Figure 5: Time distribution of ActivationConfirmation and ActivationTermination operations in normal and attack traffic.


Full packet trace confirms the activity in detail. The controller is continuously turning the device on and off at such a rate that the device cannot follow up the commands and perform operations as fast. This is the reason for the “negative confirmation” received. The full data log is shown in figure 6.
 Figure-6.png

Figure 6: Packet level detail added to flow data showing real values transmitted between the controller and the device.

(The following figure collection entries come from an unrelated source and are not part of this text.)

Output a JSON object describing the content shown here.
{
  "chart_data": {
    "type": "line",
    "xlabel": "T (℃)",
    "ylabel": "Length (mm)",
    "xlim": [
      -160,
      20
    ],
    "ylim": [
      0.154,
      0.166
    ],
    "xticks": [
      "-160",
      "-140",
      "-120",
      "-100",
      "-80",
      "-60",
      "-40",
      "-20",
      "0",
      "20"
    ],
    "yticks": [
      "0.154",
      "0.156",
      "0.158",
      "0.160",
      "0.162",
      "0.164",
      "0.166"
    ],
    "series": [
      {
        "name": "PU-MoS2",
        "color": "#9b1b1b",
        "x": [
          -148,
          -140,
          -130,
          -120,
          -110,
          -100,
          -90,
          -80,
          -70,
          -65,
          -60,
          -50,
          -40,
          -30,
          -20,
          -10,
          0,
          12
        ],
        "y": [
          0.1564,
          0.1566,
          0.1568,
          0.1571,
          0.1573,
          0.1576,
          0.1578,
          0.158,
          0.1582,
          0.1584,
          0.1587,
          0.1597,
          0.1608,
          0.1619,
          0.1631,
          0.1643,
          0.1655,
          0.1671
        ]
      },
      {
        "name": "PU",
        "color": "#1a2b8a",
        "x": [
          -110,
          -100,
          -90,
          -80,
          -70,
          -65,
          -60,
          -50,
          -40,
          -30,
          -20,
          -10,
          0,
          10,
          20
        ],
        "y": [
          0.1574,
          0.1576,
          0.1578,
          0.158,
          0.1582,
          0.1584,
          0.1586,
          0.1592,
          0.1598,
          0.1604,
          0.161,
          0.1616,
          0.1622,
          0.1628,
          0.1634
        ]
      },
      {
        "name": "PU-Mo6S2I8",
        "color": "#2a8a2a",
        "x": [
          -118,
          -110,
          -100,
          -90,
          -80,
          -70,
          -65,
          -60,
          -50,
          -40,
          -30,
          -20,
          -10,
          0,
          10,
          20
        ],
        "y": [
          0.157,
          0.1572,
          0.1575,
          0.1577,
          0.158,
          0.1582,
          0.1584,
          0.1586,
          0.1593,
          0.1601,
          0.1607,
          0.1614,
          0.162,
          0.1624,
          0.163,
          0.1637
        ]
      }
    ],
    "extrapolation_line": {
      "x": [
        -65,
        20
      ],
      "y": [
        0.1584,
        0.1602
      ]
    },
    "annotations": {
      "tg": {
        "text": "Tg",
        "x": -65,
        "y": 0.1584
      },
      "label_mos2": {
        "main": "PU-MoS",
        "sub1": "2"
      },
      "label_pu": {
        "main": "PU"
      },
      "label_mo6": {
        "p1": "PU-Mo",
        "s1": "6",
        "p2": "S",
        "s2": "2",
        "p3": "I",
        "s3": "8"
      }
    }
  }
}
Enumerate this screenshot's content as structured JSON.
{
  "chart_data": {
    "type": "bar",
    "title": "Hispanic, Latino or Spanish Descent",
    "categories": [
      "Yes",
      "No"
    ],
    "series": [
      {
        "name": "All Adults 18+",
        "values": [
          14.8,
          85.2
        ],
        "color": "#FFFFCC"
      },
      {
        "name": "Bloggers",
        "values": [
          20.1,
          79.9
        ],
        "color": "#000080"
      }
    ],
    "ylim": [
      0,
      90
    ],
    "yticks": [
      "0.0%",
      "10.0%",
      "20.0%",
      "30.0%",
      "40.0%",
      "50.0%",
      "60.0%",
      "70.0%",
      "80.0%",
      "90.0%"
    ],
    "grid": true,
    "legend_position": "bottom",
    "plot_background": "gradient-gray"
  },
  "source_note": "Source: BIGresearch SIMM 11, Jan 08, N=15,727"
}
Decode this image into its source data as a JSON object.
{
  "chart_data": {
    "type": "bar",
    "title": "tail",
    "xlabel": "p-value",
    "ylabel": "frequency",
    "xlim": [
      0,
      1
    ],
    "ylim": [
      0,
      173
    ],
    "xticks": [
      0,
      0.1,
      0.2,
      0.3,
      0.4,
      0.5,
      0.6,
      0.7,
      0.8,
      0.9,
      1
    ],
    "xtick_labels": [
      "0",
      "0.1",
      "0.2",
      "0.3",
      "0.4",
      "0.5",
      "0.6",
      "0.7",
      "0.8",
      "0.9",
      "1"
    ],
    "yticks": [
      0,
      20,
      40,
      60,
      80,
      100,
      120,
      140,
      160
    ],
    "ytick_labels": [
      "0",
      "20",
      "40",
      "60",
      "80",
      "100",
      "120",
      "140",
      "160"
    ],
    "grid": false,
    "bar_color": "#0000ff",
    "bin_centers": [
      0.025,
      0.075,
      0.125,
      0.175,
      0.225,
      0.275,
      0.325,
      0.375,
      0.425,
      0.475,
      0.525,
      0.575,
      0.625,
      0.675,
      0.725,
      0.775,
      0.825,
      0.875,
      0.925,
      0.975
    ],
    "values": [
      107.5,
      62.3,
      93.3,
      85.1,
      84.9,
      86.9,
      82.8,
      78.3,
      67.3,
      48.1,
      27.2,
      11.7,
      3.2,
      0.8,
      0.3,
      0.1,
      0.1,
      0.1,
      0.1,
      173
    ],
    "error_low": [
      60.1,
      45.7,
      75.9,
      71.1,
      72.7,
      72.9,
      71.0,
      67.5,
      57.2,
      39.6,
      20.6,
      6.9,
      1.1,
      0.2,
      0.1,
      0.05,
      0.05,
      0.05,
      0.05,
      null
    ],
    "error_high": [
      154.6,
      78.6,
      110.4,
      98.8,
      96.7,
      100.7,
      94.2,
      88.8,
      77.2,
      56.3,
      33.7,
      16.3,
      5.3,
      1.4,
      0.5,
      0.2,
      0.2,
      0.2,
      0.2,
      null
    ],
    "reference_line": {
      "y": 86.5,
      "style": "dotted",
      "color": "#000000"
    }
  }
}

Another example of malicious activity in an IT environment is port scanning. The attacker is mapping the attack surface to identify systems and services for a subsequent attack. A side effect of port scanning is revealed in the many unsuccessful connections that are easy to detect using flow analysis. In the OT environment service enumeration occurs at  a different level. The attacker is looking for various objects available on the devices and this activity is hidden in a single flow. Application level visibility enables a way to detect such activity by receiving messages such as “unknown object” or “unknown address”, as figure 7 shows.
 Figure-7.png

Figure 7: Object scanning in the IEC 104 protocol.
 

Flowmon to extend visibility and security in OT environment

Flowmon Probes and Flowmon Collector provide visibility into OT protocols such as IEC 104, IEC 61850 Goose and IEC 61850 MMS, DLMS, and the IoT protocol CoAP. We are continuously working on extending the scope of the supported protocol and new anomaly detection techniques to improve visibility and security in the OT environment similarly as we have done in IT for many years.

This article has been created in cooperation with [email protected] with Petr Matousek and Ondrej Rysavy. The results presented here are part of the IRONSTONE project.